All data represent the mean ± standard deviation. For the insulin secretion, cell viability, and qRT-PCR experiments as well as animal studies, statistical significance among different experimental groups was determined by the Student’s unpaired t-test using Microsoft Office Excel 2007. The statistical significance of differences between values in various experiments was set at P < 0.05, P < 0.01, or P < 0.001.

Results

Morphological and Cytological Characterization of hADSCs

hADSCs were isolated and cultured according to our published methods^32,33. hADSCs were spindle shaped and appeared to be a homogeneous population as assessed with phase-contrast microscopy (Figs. 1A and 2A). Immunophenotyping by flow cytometry revealed that the hADSCs were positive (≥95%) for the surface markers CD73, CD90, and CD105, but essentially negative (≤2%) for CD14, CD19, CD34, CD45, and HLA-DR (Fig. 1B). Moreover, hADSCs could differentiate into adipogenic, osteogenic, and chondrogenic lineages (Fig. 1C). These results indicated that the hADSCs complied with MSC criteria of the International Society for Cellular Therapy³⁶.

Figure 1.

Morphological and cytological characterization of hADSCs. (A) Morphology of hADSCs as observed with phase-contrast microscopy. (B) hADSCs were positive for CD73, CD90, and CD105 and negative for CD14, CD19, CD34, CD45 and HLA-DR. The black-line peak indicates the isotype control. (C) Multipotent differentiation assays indicate the ability of hADSCs to differentiate into three lineages, namely adipocytes (Oil red O staining), osteocytes (alkaline phosphatase staining), and chondrocytes (alcian blue staining). Magnification: 100×. Scale bar: 100 µm. FITC: fluorescein isothiocyanate; hADSCs: human adipose-derived stem cells; HLA-DR: human leukocyte antigen D receptor; PE: phycoerythrin.

Figure 2.

Morphological changes of hADSCs after differentiation into IPCs during culture in a monolayer or in suspension. (A) The morphology of hADSCs was observed and photographed with a phase-contrast microscope. (B, C) IPCs in monolayer culture had a spindle shape (B) whereas those in suspension culture formed spheroids (C). Magnification: 40×. Scale bar: 200 µm. hADSCs: human adipose-derived stem cells; IPCs: insulin-producing cells.

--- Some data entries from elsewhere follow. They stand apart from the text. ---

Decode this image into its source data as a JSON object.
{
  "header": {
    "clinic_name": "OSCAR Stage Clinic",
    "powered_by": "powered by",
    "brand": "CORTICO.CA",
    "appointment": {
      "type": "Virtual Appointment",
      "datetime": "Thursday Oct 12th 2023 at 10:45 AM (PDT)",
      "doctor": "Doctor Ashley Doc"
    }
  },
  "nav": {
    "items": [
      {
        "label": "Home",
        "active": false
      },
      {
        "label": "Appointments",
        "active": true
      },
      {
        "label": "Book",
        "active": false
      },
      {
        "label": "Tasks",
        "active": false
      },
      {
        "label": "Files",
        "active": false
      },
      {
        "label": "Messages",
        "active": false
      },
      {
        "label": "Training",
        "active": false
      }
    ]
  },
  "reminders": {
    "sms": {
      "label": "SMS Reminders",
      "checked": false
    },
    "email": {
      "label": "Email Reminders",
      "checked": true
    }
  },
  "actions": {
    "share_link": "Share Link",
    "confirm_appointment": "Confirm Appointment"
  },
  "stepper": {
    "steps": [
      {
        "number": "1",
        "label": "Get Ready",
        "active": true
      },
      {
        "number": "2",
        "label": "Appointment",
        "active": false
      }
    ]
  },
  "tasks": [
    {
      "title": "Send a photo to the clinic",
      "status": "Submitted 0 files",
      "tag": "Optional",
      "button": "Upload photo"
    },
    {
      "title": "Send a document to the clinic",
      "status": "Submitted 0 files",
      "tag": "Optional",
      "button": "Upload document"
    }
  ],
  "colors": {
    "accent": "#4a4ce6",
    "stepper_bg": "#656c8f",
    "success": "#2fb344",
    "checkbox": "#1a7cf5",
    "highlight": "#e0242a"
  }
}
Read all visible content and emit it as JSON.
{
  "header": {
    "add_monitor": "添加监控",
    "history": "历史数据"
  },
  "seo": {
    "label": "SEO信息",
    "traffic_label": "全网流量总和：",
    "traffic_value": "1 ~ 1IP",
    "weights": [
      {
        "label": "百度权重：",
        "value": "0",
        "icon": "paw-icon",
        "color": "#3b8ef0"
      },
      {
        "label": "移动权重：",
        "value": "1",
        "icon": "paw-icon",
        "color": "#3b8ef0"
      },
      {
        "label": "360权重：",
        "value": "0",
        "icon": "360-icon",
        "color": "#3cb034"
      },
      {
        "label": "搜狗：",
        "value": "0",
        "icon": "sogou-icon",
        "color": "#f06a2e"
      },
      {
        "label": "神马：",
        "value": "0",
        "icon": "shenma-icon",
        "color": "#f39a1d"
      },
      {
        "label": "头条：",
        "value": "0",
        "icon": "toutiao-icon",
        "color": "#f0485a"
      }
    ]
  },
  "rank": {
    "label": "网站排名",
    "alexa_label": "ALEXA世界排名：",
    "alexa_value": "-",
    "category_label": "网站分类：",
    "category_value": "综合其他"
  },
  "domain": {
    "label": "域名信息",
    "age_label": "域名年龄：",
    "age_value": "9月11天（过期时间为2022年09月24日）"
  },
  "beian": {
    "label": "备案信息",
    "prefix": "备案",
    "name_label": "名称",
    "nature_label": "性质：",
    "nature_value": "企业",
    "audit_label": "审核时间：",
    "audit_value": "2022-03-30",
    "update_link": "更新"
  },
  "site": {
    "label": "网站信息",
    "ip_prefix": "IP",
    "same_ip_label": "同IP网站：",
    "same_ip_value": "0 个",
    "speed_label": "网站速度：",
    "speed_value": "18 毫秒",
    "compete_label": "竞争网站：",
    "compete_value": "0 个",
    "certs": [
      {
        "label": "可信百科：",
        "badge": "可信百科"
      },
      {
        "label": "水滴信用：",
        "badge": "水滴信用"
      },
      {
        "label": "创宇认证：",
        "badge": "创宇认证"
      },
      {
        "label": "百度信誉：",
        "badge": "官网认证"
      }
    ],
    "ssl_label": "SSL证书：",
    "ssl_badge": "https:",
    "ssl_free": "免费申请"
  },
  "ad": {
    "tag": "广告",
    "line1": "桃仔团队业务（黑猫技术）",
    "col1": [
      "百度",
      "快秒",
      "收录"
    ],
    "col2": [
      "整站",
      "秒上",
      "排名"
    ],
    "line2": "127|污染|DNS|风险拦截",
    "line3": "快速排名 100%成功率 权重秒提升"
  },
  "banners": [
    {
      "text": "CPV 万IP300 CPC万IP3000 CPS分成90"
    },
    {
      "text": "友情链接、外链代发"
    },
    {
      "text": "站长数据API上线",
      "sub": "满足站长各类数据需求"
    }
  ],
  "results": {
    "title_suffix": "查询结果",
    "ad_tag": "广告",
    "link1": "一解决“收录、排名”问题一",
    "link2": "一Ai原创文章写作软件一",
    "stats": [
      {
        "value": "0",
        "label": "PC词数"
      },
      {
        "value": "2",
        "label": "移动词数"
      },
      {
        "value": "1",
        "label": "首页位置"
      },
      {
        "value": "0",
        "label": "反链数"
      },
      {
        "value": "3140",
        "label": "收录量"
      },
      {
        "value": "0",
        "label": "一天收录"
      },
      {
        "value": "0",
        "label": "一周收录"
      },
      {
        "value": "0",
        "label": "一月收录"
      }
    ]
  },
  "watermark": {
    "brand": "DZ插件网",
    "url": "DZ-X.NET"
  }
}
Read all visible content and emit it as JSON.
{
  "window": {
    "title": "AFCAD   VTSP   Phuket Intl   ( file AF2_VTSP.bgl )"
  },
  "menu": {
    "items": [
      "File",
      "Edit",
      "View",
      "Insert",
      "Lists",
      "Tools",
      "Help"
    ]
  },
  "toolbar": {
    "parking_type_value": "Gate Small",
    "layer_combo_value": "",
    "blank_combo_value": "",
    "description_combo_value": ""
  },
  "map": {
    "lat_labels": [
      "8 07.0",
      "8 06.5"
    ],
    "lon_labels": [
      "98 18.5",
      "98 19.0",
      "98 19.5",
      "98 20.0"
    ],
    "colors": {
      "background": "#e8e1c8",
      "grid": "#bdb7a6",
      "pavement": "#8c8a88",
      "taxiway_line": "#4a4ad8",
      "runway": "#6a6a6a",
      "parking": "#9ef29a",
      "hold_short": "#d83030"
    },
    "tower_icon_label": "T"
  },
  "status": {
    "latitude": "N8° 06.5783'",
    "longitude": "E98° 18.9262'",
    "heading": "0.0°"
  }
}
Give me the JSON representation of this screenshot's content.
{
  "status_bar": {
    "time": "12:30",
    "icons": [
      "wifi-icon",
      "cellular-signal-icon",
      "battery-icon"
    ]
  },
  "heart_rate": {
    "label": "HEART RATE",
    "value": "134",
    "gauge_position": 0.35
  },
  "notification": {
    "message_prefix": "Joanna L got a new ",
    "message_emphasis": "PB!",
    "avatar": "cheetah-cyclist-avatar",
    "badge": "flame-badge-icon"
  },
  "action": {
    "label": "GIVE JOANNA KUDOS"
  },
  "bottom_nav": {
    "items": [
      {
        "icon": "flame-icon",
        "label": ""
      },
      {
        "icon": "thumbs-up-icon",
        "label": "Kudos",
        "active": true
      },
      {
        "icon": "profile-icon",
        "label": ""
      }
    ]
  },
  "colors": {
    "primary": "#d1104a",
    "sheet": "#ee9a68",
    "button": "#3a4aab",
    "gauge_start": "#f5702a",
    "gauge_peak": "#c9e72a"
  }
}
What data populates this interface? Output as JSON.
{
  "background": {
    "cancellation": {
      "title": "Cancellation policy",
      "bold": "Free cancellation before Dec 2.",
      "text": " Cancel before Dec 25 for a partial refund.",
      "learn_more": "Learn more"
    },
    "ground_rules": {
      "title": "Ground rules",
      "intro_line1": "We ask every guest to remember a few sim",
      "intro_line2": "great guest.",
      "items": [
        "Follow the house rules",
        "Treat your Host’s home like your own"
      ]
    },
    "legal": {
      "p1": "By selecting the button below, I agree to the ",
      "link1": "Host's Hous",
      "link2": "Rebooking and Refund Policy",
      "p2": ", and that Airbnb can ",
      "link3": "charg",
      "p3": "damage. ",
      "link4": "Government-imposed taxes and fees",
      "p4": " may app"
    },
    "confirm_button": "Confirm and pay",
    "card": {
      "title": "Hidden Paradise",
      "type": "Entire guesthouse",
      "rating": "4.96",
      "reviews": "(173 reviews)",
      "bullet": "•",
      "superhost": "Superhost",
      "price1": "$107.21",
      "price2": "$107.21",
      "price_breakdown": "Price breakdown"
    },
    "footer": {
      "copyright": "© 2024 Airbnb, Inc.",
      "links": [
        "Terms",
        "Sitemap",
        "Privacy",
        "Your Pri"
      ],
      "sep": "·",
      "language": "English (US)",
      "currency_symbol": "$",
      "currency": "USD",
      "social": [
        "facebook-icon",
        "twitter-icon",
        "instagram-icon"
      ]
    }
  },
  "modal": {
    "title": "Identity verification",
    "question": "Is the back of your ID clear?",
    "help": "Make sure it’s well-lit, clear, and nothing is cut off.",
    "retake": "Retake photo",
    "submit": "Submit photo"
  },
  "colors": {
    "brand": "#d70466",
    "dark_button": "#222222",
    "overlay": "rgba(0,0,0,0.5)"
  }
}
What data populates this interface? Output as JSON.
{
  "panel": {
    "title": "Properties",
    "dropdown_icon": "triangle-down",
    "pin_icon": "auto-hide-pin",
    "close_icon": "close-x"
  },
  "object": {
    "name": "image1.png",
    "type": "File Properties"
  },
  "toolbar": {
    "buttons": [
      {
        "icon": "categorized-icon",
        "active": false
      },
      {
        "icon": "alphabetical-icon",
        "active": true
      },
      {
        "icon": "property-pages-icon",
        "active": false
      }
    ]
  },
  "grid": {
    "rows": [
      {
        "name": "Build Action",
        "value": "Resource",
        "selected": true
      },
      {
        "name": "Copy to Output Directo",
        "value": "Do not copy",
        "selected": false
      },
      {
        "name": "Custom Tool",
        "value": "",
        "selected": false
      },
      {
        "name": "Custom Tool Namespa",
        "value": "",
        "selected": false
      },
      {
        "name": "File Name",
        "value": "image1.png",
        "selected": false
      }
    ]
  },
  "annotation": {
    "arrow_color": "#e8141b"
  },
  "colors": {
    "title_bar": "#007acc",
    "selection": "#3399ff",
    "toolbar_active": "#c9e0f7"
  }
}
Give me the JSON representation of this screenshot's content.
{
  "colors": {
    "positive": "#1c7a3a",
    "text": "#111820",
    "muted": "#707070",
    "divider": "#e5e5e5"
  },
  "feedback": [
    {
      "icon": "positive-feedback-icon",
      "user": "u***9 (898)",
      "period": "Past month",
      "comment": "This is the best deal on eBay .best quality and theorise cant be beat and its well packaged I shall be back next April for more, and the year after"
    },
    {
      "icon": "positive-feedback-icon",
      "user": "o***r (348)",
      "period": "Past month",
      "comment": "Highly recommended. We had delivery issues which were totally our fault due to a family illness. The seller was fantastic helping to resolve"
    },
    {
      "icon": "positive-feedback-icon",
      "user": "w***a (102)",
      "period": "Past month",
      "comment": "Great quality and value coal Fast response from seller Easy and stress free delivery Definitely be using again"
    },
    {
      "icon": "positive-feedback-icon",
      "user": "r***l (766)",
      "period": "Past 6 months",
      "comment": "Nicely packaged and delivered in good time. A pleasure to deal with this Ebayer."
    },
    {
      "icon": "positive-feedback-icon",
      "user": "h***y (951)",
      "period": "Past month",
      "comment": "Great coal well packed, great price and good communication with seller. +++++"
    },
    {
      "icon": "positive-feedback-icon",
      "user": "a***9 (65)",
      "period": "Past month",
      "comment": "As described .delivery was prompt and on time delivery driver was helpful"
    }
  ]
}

hADSCs Undergo a Change in Morphology After 7 Days of Differentiation in Monolayer or Suspension Culture

To assess the ability of hADSCs to undergo differentiation in culture over a period of 7 days, the cells were subjected to monolayer culture on clear tissue culture–treated plates or suspension culture using ultra-low attachment plates. After 7 days, the hADSCs in monolayer culture had undergone differentiation to yield a homogeneous population of spindle-shaped cells (Fig. 2B), whereas hADSCs in suspension culture were heterogeneous and formed spheroids of varying size (Fig. 2C). These data demonstrated that the morphology of differentiated cells differed depending on whether hADSCs underwent differentiation in monolayer or suspension culture.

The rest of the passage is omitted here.